In the fall I will be entering my fourth year of university, and my brother will be entering his first year. I’ve been thinking about what advice I could give to him, or what advice I wish someone had told me four years ago. Then I think of all of the new students entering into my program, the Public Relations program, and what I would tell them.
See, the BPR program is a little different than a lot of degrees, because in order to graduate you must complete three “co-ops” or work terms. Co-op is a pretty scary thing when you first start out if you don’t have some guidance. So here it goes, the most important thing I think you learn from having a co-op and my advice for all the students out there.
If I could tell a first year co-op student what the single most important thing you learn from co-op is, I would have to say you learn about yourself. Don’t get me wrong, the amount of industry things that you learn on co-op astounds you when looking back on it. But the thing that amazes me the most after the four months is how much I have grown, as a PR practitioner and as a person.
Most first term co-op students are dead set against moving away, or they want to move back home for the summer; and I was definitely one of those students. But lesson number one in co-op: when you get offered a job, you take it, so off I moved to Edmonton. Though I of course missed home, I had one of the most educational and remarkable summers of my whole life. I came back to school, a changed person.
This co-op term I moved here to Cape Breton, and again I feel like a completely different person then who I was when I moved here. The experience you get from your job, living on your own, and meeting new people, is truly like no other.

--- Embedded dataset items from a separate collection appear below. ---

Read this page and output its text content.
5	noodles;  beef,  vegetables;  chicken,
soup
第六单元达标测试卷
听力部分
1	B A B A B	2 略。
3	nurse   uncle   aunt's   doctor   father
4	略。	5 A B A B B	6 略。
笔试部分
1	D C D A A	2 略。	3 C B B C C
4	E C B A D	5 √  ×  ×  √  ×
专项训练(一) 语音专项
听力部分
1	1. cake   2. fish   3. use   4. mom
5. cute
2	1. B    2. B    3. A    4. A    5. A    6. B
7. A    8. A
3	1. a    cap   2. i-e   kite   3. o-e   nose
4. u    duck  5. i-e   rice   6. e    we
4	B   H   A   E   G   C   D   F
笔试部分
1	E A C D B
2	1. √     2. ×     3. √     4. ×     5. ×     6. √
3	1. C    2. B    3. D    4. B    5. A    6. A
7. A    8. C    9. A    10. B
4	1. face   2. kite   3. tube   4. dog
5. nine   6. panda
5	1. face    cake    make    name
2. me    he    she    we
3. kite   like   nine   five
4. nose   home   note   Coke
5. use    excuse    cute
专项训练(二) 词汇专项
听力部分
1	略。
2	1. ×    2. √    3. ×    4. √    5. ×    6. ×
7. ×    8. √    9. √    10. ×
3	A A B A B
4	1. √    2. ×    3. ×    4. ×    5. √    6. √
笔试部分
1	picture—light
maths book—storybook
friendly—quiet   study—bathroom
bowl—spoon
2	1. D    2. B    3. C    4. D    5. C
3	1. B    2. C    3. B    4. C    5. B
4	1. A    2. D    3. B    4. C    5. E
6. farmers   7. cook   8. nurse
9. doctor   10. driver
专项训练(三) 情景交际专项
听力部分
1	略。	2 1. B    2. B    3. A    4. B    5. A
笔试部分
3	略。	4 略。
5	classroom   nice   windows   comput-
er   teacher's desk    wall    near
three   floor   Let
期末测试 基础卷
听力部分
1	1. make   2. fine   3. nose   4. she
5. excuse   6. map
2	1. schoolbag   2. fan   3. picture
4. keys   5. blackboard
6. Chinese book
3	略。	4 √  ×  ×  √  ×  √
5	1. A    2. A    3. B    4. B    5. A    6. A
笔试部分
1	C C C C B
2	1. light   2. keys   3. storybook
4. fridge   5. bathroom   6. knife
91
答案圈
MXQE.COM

On co-op you learn what you love, and what you hate. You learn how fast the PR world moves, and that some days you really don’t have time to eat lunch. You learn that what your professors were talking about in class is actually important, and maybe you should have paid more attention in class. You learn that clients can be really frustrating sometimes (not in Cape Breton of course), so no wonder you do so much group work in school. You learn that this is something that you are capable of, and something that you are actually really good at.
I guess my advice for the new students would be get out there, don’t be scared! Move away, make friends, make mistakes, shed tears over stress, fear or homesickness, ask questions, learn from your mentors, soak up every piece of information available too you. It’s all part of this incredible experience that you get to have. Remember life starts outside of your comfort zone.